Da questi temi l'impegno si è allargato a macchia d'olio: si occuperà di nonviolenza e antimilitarismo, dei gravi e tremendi, come amava definirli, problemi della pace: la lotta contro gli armamenti e soprattutto contro quelli nucleari lo videro presente in prima persona.
La minaccia rappresentata dalla massiccia presenza di testate nucleari era per lui una preoccupazione continua, il segno della follia umana. Follia espressa simbolicamente dalla realtà militare che divideva il mondo non tanto fra Est ed Ovest, ma di fatto fra Nord e Sud: il Nord mangia praticamente i tre quarti di risorse umane per sovrabbondanza di benessere e l'altra parte di umanità muore di fame a milioni e milioni ogni anno.
Gli sembrava poco concepibile credere in Dio al di fuori di una coscienza dell'attuale realtà storica: è assurdo credere che Dio sia creatore quando si permette che la creatura compia il sacrilegio supremo della distruzione della creazione, quando l'affermazione del proprio incontentabile benessere fa sì che gran parte dell'umanità sia sommersa dalla fame e dalla disperazione. La pace, quindi, come lotta, lotta contro tutto ciò che è l'opposto di Dio.
Riprendeva forza quel leitmotiv “lotta come amore” che lo accompagnava dal lontano '56. Tanto gli premeva comunicare, che Don Sirio mise a punto una nuova modalità di raccontare e fare conoscere le idee che gli erano care.
La penna non bastava più: erano poche migliaia gli abbonati a un giornalino che scriveva da anni e del quale era direttore, giornalista e correttore di bozze. Per diffondere quanto gli urgeva nel cuore inventò un genere per lui nuovo: 3 opere di teatro popolare da recitarsi nelle piazze e nelle chiese; si improvvisò regista, capocomico e tuttofare di una compagnia eterogenea che recitava e cantava andando in giro per l'Italia, nei cosiddetti circuiti alternativi.
Siamo arrivati negli anni '80: il laboratorio artigianale che aveva creato apre i battenti ad alcuni ragazzi handicappati che si cimentarono nel lavoro manuale, il proseguire dell'esperienza lo porterà a confrontarsi anche col tema normalità/anormalità spingendolo a percorrere lo spazio che separa i due mondi per trovare possibilità di incontro.

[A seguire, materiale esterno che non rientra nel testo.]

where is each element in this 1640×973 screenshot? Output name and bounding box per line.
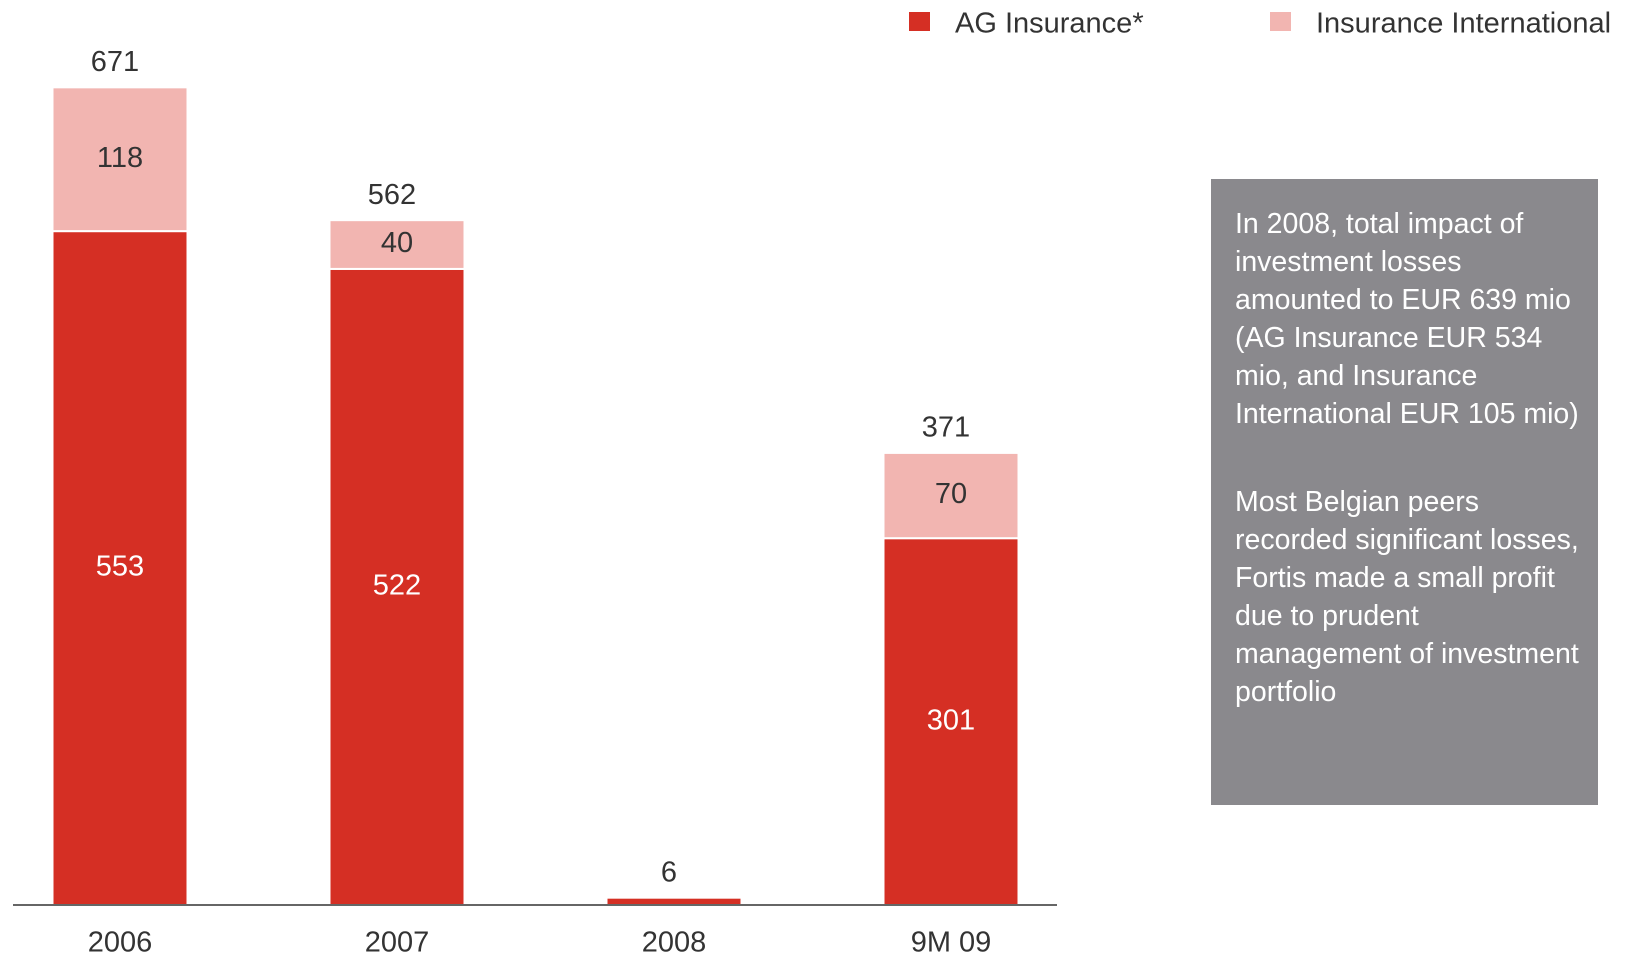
legend-label: AG Insurance* bbox=[955, 8, 1144, 40]
bar-segment bbox=[882, 451, 1020, 540]
bar-value-label: 522 bbox=[373, 570, 421, 602]
total-label: 671 bbox=[91, 46, 139, 78]
total-label: 562 bbox=[368, 179, 416, 211]
legend-swatch bbox=[909, 12, 930, 31]
bar-segment bbox=[605, 896, 743, 907]
note-box: In 2008, total impact of investment loss… bbox=[1211, 179, 1598, 805]
x-tick-label: 2008 bbox=[642, 927, 707, 959]
bar-value-label: 553 bbox=[96, 551, 144, 583]
legend-swatch bbox=[1270, 12, 1291, 31]
legend-label: Insurance International bbox=[1316, 8, 1611, 40]
total-label: 371 bbox=[922, 412, 970, 444]
x-tick-label: 9M 09 bbox=[911, 927, 992, 959]
bar-segment bbox=[51, 86, 189, 233]
x-tick-label: 2006 bbox=[88, 927, 153, 959]
bar-segment bbox=[328, 267, 466, 906]
bar-segment bbox=[882, 537, 1020, 907]
bar-value-label: 118 bbox=[97, 142, 143, 174]
total-label: 6 bbox=[661, 856, 677, 888]
bar-segment bbox=[328, 219, 466, 270]
note-text: Most Belgian peers recorded significant … bbox=[1235, 486, 1579, 708]
bar-value-label: 70 bbox=[935, 478, 967, 510]
bar-value-label: 40 bbox=[381, 227, 413, 259]
note-text: In 2008, total impact of investment loss… bbox=[1235, 208, 1579, 430]
x-tick-label: 2007 bbox=[365, 927, 430, 959]
bar-value-label: 301 bbox=[927, 704, 975, 736]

In controtendenza rispetto alla voglia di privato e normalizzazione che ormai sembrano prevalere, stringe i legami con chi riconosce compagno di cammino e non si sottrae all'impegno di continuare a parlare delle tematiche in cui credeva, ovunque lo chiamassero.
Nell'86 sono passati trent'anni da quando Don Sirio è approdato pieno di fervore in Darsena. Iniziò allora la sua straordinaria avventura di unire gli opposti, ponendo mano all'opera di tessere insieme Spirito e materia. In estate il tempo che gli era stato donato ha un'improvvisa accelerazione e mostra in filigrana che si sta consumando.
Si annuncia la malattia che lo tormenterà per due anni - come una spina nella carne. Viene invitato a rivedere il senso dell'integrazione che ha operato, a rivisitarla lungo la strada di un fisico sofferente che gli stringe addosso i limiti della materia per spingerlo a rinascere, e questa volta dallo Spirito.